Conflation of the terms anti-Semitism and anti-Zionism has had the effect of exempting Zionism from critical public debate — in violation of the historic relationship between the people and the Constitution — and stifling any legitimated secular voice of opposition to Zionism and its principles. This is the central problematic feature of the frictions between the Israel solidarity movement in the U.S. and those American citizens who, for whatever reason, prefer not to be part of the Zionist enterprise. (For more on this subject, read Antonym/Synonym).

Thomas Jefferson said, “To compel a man to furnish contributions of money for the propagation of opinions which he disbelieves and abhors, is sinful and tyrannical.” (Source: Bill for Religious Freedom, 1779.)

Lazarus’ point that “the Jewish problem” assumes a new form in each age needs to be taken seriously, but the particular form in which anti-Semitism exists today must be differentiated from the right of secular Americans to not “furnish contributions” to movements in which they do not believe.

Herzl’s dream of security and dignity for the Jewish people was revolutionary and visionary for his time, and his work successfully led to a national home for the Jewish people — the modern state of Israel. However, the ideas underpinning the Zionist colonial movement have often clashed with disastrous results for the Jewish immigrants to Palestine, the indigenous Palestinians, the inhabitants of the surrounding countries, and the broader international community. They have also laid the foundations for credible claims that Zionism is a threat to the health of popular democracy in the U.S.

© 2003 Liberation Graphics. All Rights Reserved.
 

Questions for A New
Democratic Discussion

1) What might Herzl say today about his vision for Israel or about his belief that anti-Semitism is a permanent part of the human condition?

2) What evidence is there that anti-Semitism is immutable?
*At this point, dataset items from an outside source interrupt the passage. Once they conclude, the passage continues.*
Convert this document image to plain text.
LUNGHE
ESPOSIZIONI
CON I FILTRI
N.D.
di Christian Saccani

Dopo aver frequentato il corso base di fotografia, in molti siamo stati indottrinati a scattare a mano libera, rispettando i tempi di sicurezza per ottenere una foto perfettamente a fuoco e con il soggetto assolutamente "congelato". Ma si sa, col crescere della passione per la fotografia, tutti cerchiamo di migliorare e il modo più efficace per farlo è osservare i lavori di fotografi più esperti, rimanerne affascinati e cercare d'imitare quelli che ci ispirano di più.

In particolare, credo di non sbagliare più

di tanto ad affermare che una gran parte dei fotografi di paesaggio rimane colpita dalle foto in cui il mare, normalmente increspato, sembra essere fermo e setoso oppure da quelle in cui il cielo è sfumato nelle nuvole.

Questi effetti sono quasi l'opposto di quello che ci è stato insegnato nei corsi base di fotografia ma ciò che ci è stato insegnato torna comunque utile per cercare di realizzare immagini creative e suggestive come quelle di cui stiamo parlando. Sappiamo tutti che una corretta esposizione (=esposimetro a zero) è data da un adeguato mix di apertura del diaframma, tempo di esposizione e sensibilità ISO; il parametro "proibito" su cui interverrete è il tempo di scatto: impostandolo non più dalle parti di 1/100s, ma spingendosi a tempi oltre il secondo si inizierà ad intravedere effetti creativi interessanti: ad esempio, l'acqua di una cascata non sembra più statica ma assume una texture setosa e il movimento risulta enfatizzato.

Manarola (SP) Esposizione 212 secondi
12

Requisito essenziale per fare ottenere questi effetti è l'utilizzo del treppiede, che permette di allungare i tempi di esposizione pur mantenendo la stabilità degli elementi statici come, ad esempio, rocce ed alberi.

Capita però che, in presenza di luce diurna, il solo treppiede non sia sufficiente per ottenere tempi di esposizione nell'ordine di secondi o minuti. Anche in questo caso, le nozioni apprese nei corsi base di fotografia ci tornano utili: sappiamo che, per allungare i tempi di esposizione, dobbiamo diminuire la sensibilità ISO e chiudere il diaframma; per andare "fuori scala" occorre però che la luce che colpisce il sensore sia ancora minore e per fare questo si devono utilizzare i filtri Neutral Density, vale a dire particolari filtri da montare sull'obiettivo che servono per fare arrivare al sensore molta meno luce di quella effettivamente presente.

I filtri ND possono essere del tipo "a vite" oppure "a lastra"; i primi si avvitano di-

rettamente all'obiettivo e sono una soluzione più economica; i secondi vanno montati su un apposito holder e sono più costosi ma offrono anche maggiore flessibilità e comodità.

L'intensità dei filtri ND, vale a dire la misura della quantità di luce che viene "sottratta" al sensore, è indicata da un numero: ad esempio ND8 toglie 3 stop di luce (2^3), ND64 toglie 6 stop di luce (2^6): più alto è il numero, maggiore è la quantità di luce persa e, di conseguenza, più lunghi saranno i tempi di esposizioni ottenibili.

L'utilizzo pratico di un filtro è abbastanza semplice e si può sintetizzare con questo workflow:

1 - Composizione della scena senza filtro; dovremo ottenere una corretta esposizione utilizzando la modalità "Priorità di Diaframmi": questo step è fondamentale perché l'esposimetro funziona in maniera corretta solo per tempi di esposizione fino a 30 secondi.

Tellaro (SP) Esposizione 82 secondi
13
What evidence is there that it is not? What opposition is there, within Israel and the United States, to the idea of immutable, or “eternal” anti-Semitism?

3) How does one explain the apparent contradiction that Emma Lazarus celebrated the United States as both a welcoming haven for the “huddled masses yearning to breathe free” and as a place where anti-Semitism is immune to the antiseptic of participatory democracy?

4) If Lazarus’ statement that anti-Semitism assumes a new form in each new age is true, what are the characteristics of contemporary American anti-Semitism? How does it relate to or differ from contemporary European anti-Semitism and American anti-Zionism?

5) What actually happens when, as Jefferson would prefer, citizens refuse to “furnish contributions” for the propagation of opinions with which they disagree? Does his maxim apply to the question of U.S. economic support for the state of Israel?